Dankeschön! Muss jetzt mal ein paar Stunden schlafen gehen...

----------

## MasterOfMagic

Also an deiner Stelle würde ich mir anstatt gmx einen anderen smarthost suchen. GMX verwendet ein nicht standardkonformes SMTP AUTH. zusätzlich zu Username und Password wird hier auch noch die absender adresse geprüft. Und soweit mir bekannt ist, ist dies nicht RFC konform. Eigentlich sollte es reichen, wenn du als smarthost den SMTP-Server deines Providers verwendest.

mfG

MasterOfMagic

----------

## MasterOfMagic

wie wäre es, wenn du dir mal die masquarading parameter vom postfix anguckst bzw. die die parameter die mit local beginnen. in deinem /etc/postfix/ sollten einige sample-configs für alles mögliche sein.

----------

## Esmeralda

 *MasterOfMagic wrote:*   

> Also an deiner Stelle würde ich mir anstatt gmx einen anderen smarthost suchen. GMX verwendet ein nicht standardkonformes SMTP AUTH. zusätzlich zu Username und Password wird hier auch noch die absender adresse geprüft. Und soweit mir bekannt ist, ist dies nicht RFC konform. Eigentlich sollte es reichen, wenn du als smarthost den SMTP-Server deines Providers verwendest.
> 
> 

 

Hm, habe ich probiert. Aber scheinbar macht das 1&1 genauso. Kann das sein?

Viele Grüße,

----------

## Esmeralda

 *MasterOfMagic wrote:*   

> wie wäre es, wenn du dir mal die masquarading parameter vom postfix anguckst bzw. die die parameter die mit local beginnen. in deinem /etc/postfix/ sollten einige sample-configs für alles mögliche sein.

 

Hallo nochmal!

Öh, könntest du vielleicht etwas konkreter werden?
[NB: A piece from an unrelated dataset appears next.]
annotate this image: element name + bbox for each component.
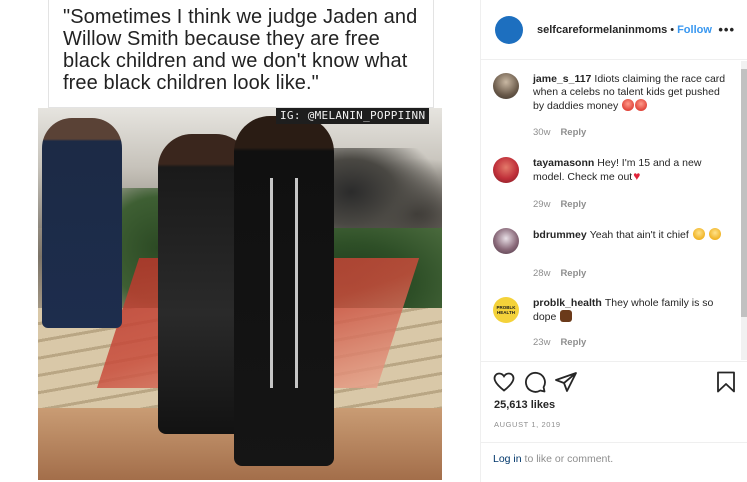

Ich habe mir kurz alle sample-configs angesehen, aber da war nix mit local u.ä.?!? Was meinst du damit?

THX!

----------

## dumdey

Hallo Esmeralda,

zu Deiner Frage wie 'wir' das machen. Ich kann Dir nur von meiner Konfiguration hier erzaehlen.

Mein 'Server' meldet sich bei dyndns.org (blabla.homelinux.net), bei jeder Einwahl. Somit habe ich einen 'offiziellen' Domainnamen.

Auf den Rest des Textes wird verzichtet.